Special to The PREVIEW

Early in his ministry, Jesus returns to his home town to teach. He announces that he has come on behalf of God to bring good news to the poor, release to the captives, sight to the blind and freedom to the oppressed. People get very excited about this. Then Jesus warns his hearers that they will not actually accept his teaching and that these good gifts of God will be delivered to people outside the traditional boundaries of God’s blessing.

At this point, the people become incensed at Jesus and attempt to throw him off a cliff. Jesus escapes, but his ministry begins to rankle the authorities more and more until they finally have him executed. (Read this episode in The Gospel According to Luke, chapter 4, verses 16 and following.) As a result of his prophetic challenge, Jesus spends the rest of his earthly life in varying degrees of trouble.

In February 2018, NPR’s Story Corp broadcast an interview with John Lewis, congressman from Georgia and iconic leader of the American Civil Rights movement. During his decades fighting for civil rights for blacks in the U.S., Lewis was beaten, arrested and jailed, along with thousands of others. His mother, meanwhile, would tell him over and over again just to stay out of trouble. Lewis would respond that he was getting “into good trouble, necessary trouble.” He still tells people, “We need to get in good trouble.”

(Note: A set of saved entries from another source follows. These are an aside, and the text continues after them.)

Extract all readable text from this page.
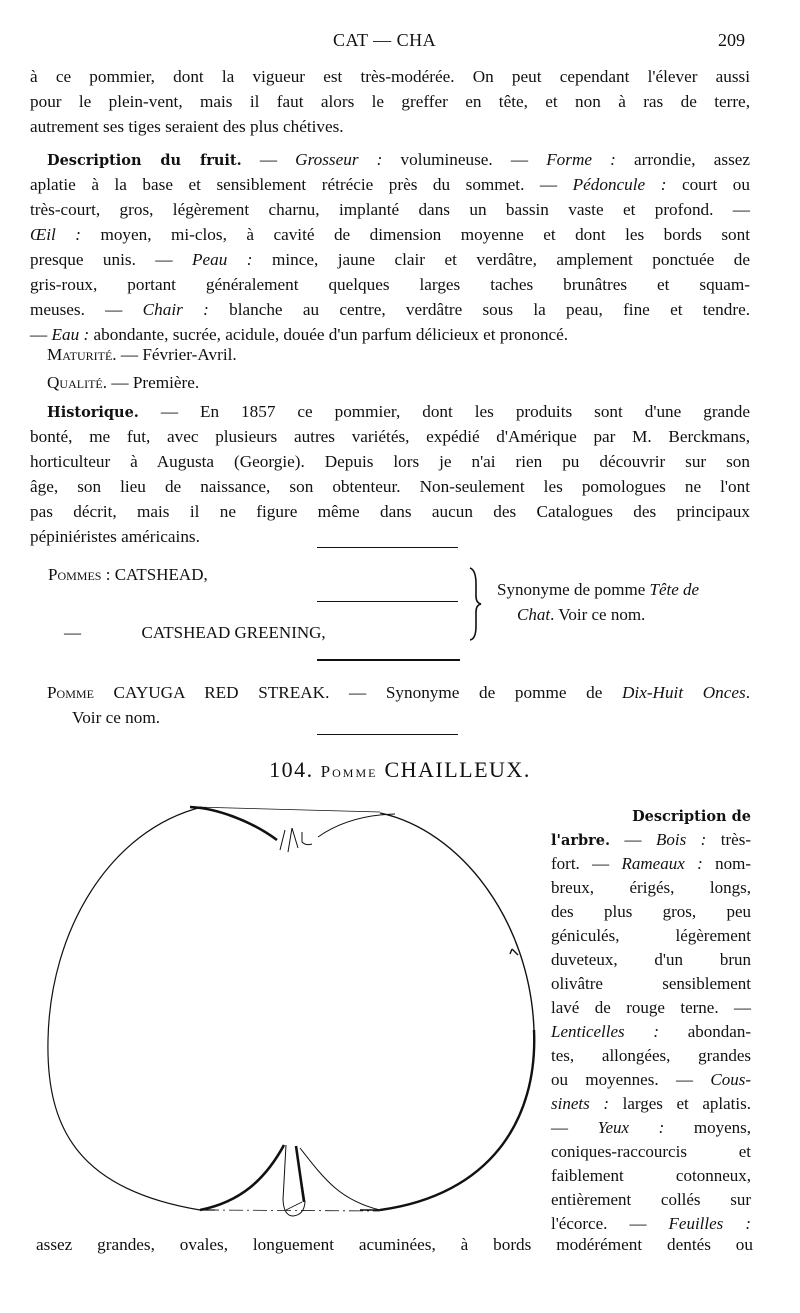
CAT — CHA	209
à ce pommier, dont la vigueur est très-modérée. On peut cependant l'élever aussi
pour le plein-vent, mais il faut alors le greffer en tête, et non à ras de terre,
autrement ses tiges seraient des plus chétives.
Description du fruit. — Grosseur : volumineuse. — Forme : arrondie, assez
aplatie à la base et sensiblement rétrécie près du sommet. — Pédoncule : court ou
très-court, gros, légèrement charnu, implanté dans un bassin vaste et profond. —
Œil : moyen, mi-clos, à cavité de dimension moyenne et dont les bords sont
presque unis. — Peau : mince, jaune clair et verdâtre, amplement ponctuée de
gris-roux, portant généralement quelques larges taches brunâtres et squam-
meuses. — Chair : blanche au centre, verdâtre sous la peau, fine et tendre.
— Eau : abondante, sucrée, acidule, douée d'un parfum délicieux et prononcé.
Maturité. — Février-Avril.
Qualité. — Première.
Historique. — En 1857 ce pommier, dont les produits sont d'une grande
bonté, me fut, avec plusieurs autres variétés, expédié d'Amérique par M. Berckmans,
horticulteur à Augusta (Georgie). Depuis lors je n'ai rien pu découvrir sur son
âge, son lieu de naissance, son obtenteur. Non-seulement les pomologues ne l'ont
pas décrit, mais il ne figure même dans aucun des Catalogues des principaux
pépiniéristes américains.
Pommes : CATSHEAD,
—	CATSHEAD GREENING,
Synonyme de pomme Tête de
Chat. Voir ce nom.
Pomme CAYUGA RED STREAK. — Synonyme de pomme de Dix-Huit Onces.
Voir ce nom.
104. Pomme CHAILLEUX.
Description de
l'arbre. — Bois : très-
fort. — Rameaux : nom-
breux, érigés, longs,
des plus gros, peu
géniculés, légèrement
duveteux, d'un brun
olivâtre sensiblement
lavé de rouge terne. —
Lenticelles : abondan-
tes, allongées, grandes
ou moyennes. — Cous-
sinets : larges et aplatis.
— Yeux : moyens,
coniques-raccourcis et
faiblement cotonneux,
entièrement collés sur
l'écorce. — Feuilles :
assez grandes, ovales, longuement acuminées, à bords modérément dentés ou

What’s “good trouble?” Trouble that comes to us because we stand up and speak out against that which is “not right, not fair, not just,” Lewis said. “Get in good trouble.”

Jesus got himself into trouble by taking grace and mercy outside the bounds. He offered forgiveness to sinners and belonging to outsiders. He challenged unjust leadership and institutions. He did good works even when the legal experts said it was wrong. These are the best reasons to get into trouble.

It is easy to stay out of trouble: to stay quiet, keep our heads down and mind our own business. It often looks like prosperity and comfort come most to those who just stay out of trouble. I suppose Jesus could have stayed out of trouble.

But love demands good trouble, just as justice demands the nonviolent work of Dr. Martin Luther King, Rosa Parks, Lewis and so many others. Jesus’ announcement of grace to the outsider confronts us with the question: Are we getting into good trouble?

The people around Jesus’ country needed the good news that Jesus offered. They needed to be invited into the reign of God that Jesus brought with him. They needed mercy, healing and justice, even if it meant disturbing the comfort of the people in a privileged position. Who around you needs mercy, healing and justice? Who needs someone to speak up for her, to stand up for him, to bring justice to them? Who loses out when everything just stays the way it is?

Answer those questions and then get into some good trouble.